Изменить размер шрифта - +

В общем, тут, в предбаннике, Выхухолев оказался перед двумя дверьми, которые обе вели как бы в одно место. На первой была нарисована зеленая стрелочка, на второй — знак «кирпич», означавший, что через эту дверь заходить нельзя. Выхухолев подумал, как лучше зайти, и решил, что если он проникнет через дверь с «кирпичом», а внутри кто-то есть, он не будет этого ожидать, и Выхухолев застанет вора врасплох. Он уже совсем было собирался ворваться внутрь, рявкнув как следует, как вдруг явственно различил странный звук. Звук — при всей своей невероятности в данных конкретных декорациях — совершенно точно был чавканьем. Кто-то что-то внутри поедал. Причем поедал с видимым аппетитом. Выхухолев не к месту вспомнил, что сегодня он еще не завтракал, но сразу вслед за этой мыслью пришло ощущение жути. Теперь уже настоящей жути, которое обычно впервые приходит в детстве и там же, в детстве, в окружении страшных шкафов и темных спален остается.

Дело в том, что ни Васька Жабоед, ни Кабан, ни Сима, вскрыв магазин, совершенно точно ничего бы там не ели. Скорей, они бы выпили все спиртное, которое могли бы выпить, а остальное унесли с собой. Второй вариант: они бы выпили все спиртное, которое могли выпить на месте, и заснули: такие случаи бывали в практике Выхухолева. Но заниматься поеданием содержимого магазина…

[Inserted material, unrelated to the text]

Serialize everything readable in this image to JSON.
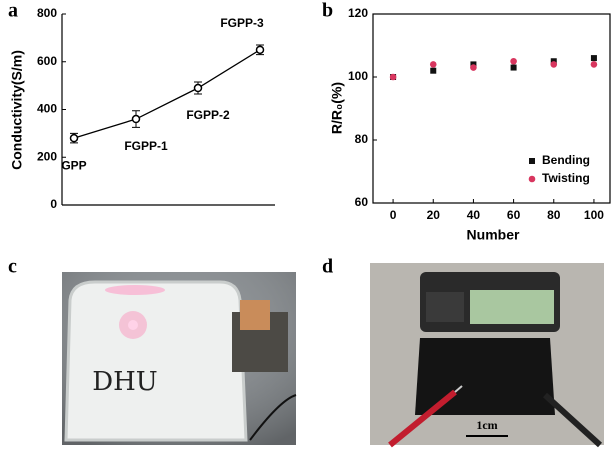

Вспотев, Выхухолев отступил. Он прикрыл дверь с «кирпичом», на цыпочках вышел из магазина и быстрым шагом двинул в сторону «газика». Расположившись в машине, среди знакомого, как запах нелюбимой жены, бензинового амбре милиционер ощутил настойчивое желание завести двигатель и уехать к чертям в Глуск. Сесть в отделении над кроссвордом и сидеть так, пока не проснутся коллеги. А там уж всем вместе компанией вернуться в Малиново. Отсюда, из «бобика», магазин выглядел тревожно: его неестественно белый кирпич смотрелся, как вставной зуб на щербатой челюсти окрестностей: вокруг располагались замшелые хаты, шифер которых едва проступал из-под мшистых наростов. Церкви в Малиново никогда не было, и почему бы не предположить, что в магазине завелась нечистая сила?

Выхухолев понял, что струсил, и разозлился на себя. Он вызвал в голове образы Васьки Жабоеда, Симы, Кабана: больше всех злил сейчас Кабан — худощавый, шатающийся, с нечистым лицом, с губами, полопавшимися от пьянства, как кожа раздавленного апельсина.

— Во народ! — повторил Выхухолев, обошел машину, открыл заднюю дверь, вытащил шлем и бронежилет и стал, пыхтя, их надевать.

Всем, кто хотя бы раз надевал на себя бронежилет на тесемках в одиночестве, хорошо известно, как унизительно это занятие. Он закрепил броню спереди, но до задних бретелек рука дотянуться никак не могла. Время от времени он поглядывал в сторону двери, надеясь на то, что его копошение выманит злодея, и тут, у двери, Выхухолев его и примет, пусть даже автомат не заряжен. Но злодей не выходил, бронежилет перекосило, а в каске он чувствовал себя глупо: не мальчик уже в каске бегать.

Больше на бронежилете завязывать было нечего. Нужно идти. Выхухолев вытянул вперед автомат, передернул затвор, стараясь производить при этом как можно меньше шума, и двинулся. Стыдно признаться, но его ноги весьма ощутимо дрожали. Тихо открыв входную дверь, он снова оказался в предбаннике, мучительно созерцая зеленую стрелочку и красный знак «кирпича». На всякий случай очень громко передвинул скобу предохранителя, прокомментировав:

— Боевые. Очередь.

Наконец, как бы смирившись с мыслью, что его, наверное, сейчас зарежут, а хуже ничего с милиционером его лет произойти не может в принципе, Выхухолев изо всех сил ударил ногой по двери, обозначенной «кирпичом», и ворвался в полутемный магазин. Тут он обнаружил сразу две вещи, которые были в равной степени удивительными. Во-первых, он увидел перед собой очень худого растерянного пса, который с остервенением дожевывал палку сухой колбасы.